I was puzzled at first at how tough this run had seemed.   Just one week ago I had run this very same course, faster and feeling relatively fresh.  This week I felt like I was barely able to shuffle home.   Yeah, just last week….oh….right…LAST WEEK.  Just ONE SHORT WEEK AGO I had run a half marathon… then TWO DAYS LATER, I ran 7 tough causeway miles…AND just 5 SHORT DAYS after that here I was, running another HALF MARATHON distance! No wonder this run was hard! In the past I would have taken at least a whole week off from running  before easing back into a 3-4 mile run schedule…This was a significant change in routine.  And I hadn’t even realized what I was asking myself to do.

Yet again I will say,’ Oh how I have changed”.

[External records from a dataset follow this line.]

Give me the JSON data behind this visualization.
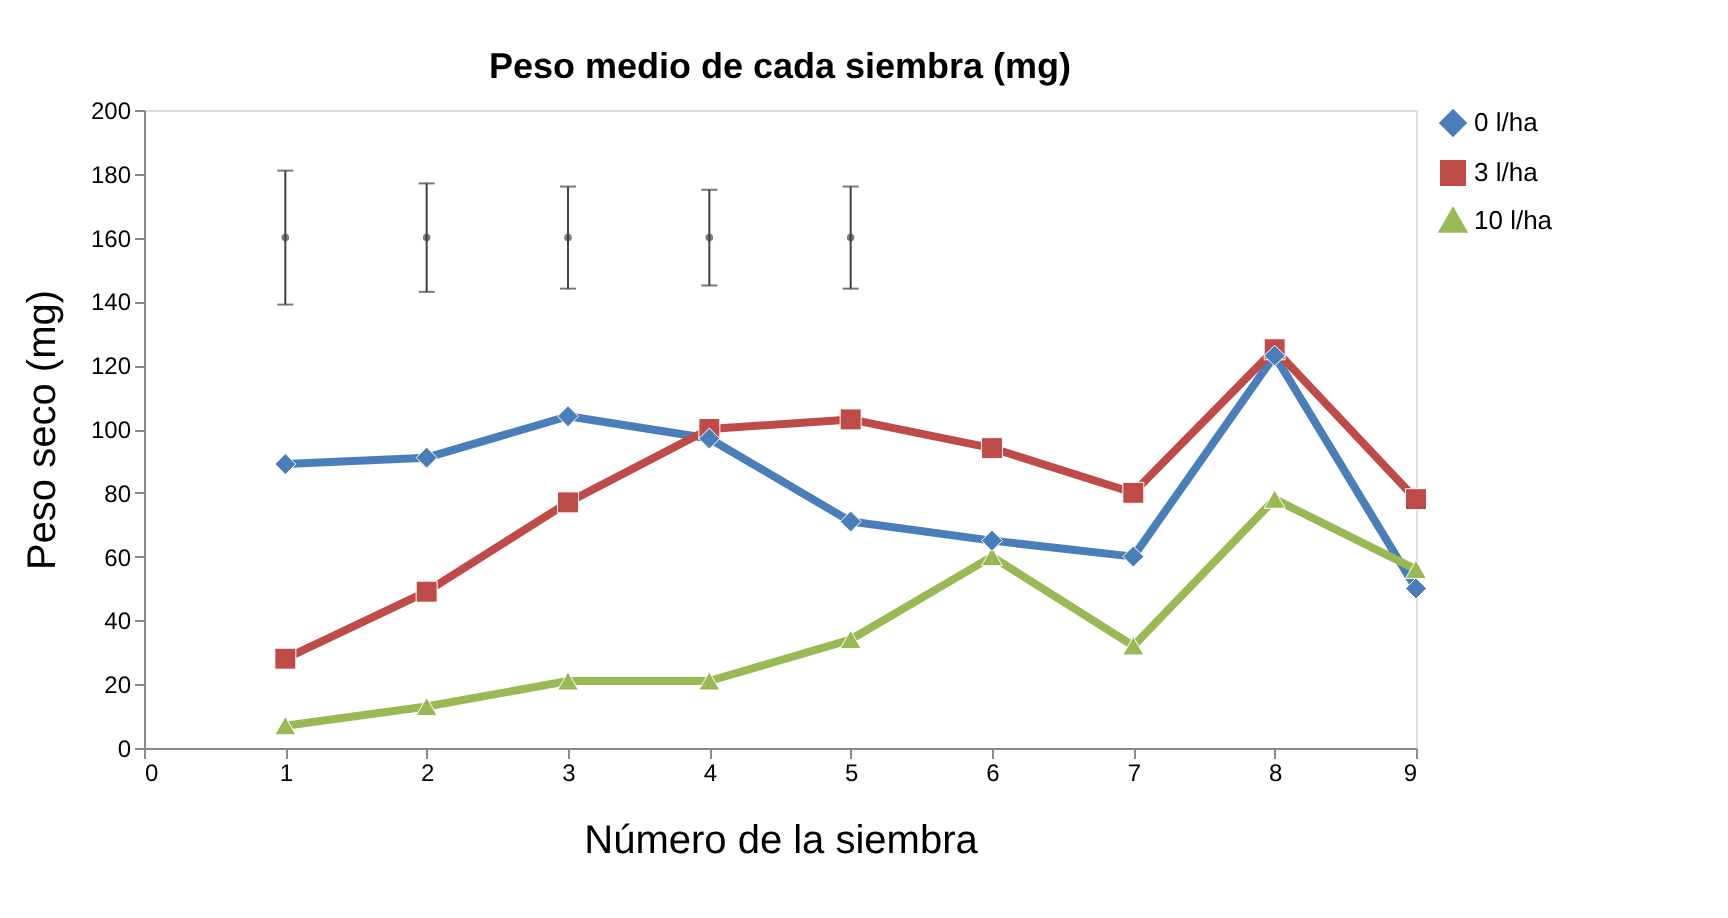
{
  "chart_data": {
    "type": "line",
    "title": "Peso medio de cada siembra (mg)",
    "xlabel": "Número de la siembra",
    "ylabel": "Peso seco (mg)",
    "x": [
      1,
      2,
      3,
      4,
      5,
      6,
      7,
      8,
      9
    ],
    "series": [
      {
        "name": "0 l/ha",
        "color": "#4a7ebb",
        "marker": "diamond",
        "values": [
          89,
          91,
          104,
          97,
          71,
          65,
          60,
          123,
          50
        ]
      },
      {
        "name": "3 l/ha",
        "color": "#be4b48",
        "marker": "square",
        "values": [
          28,
          49,
          77,
          100,
          103,
          94,
          80,
          125,
          78
        ]
      },
      {
        "name": "10 l/ha",
        "color": "#98b954",
        "marker": "triangle",
        "values": [
          7,
          13,
          21,
          21,
          34,
          60,
          32,
          78,
          56
        ]
      },
      {
        "type": "scatter",
        "marker": "none",
        "color": "#404040",
        "x": [
          1,
          2,
          3,
          4,
          5
        ],
        "values": [
          160,
          160,
          160,
          160,
          160
        ],
        "errors": [
          21,
          17,
          16,
          15,
          16
        ]
      }
    ],
    "xlim": [
      0,
      9
    ],
    "xticks": [
      0,
      1,
      2,
      3,
      4,
      5,
      6,
      7,
      8,
      9
    ],
    "ylim": [
      0,
      200
    ],
    "yticks": [
      0,
      20,
      40,
      60,
      80,
      100,
      120,
      140,
      160,
      180,
      200
    ],
    "grid": false,
    "legend": "top right",
    "line_style": "solid"
  }
}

So I end this week with 20 total miles in the bank rather than the hoped for 24.  I  wish I’d made time to squeeze in that 4 miler, but I’m really proud of the miles I did run.  I’m seeing big changes in my stamina and my grit-ability.  I’m getting stronger and tougher week by week.  Thankfully next week is a slightly lower mileage week, and then I bump up to a scary 15 miler.  In two weeks I will be asking myself to run farther than I have ever ran before.  All the while, I am becoming, I am becoming, I am becoming a new creation in Christ. Trying to stay gritty, commit to the miles, and remember how far I have come rather than worry about the mileage in front of me or the few miles I may miss along the way.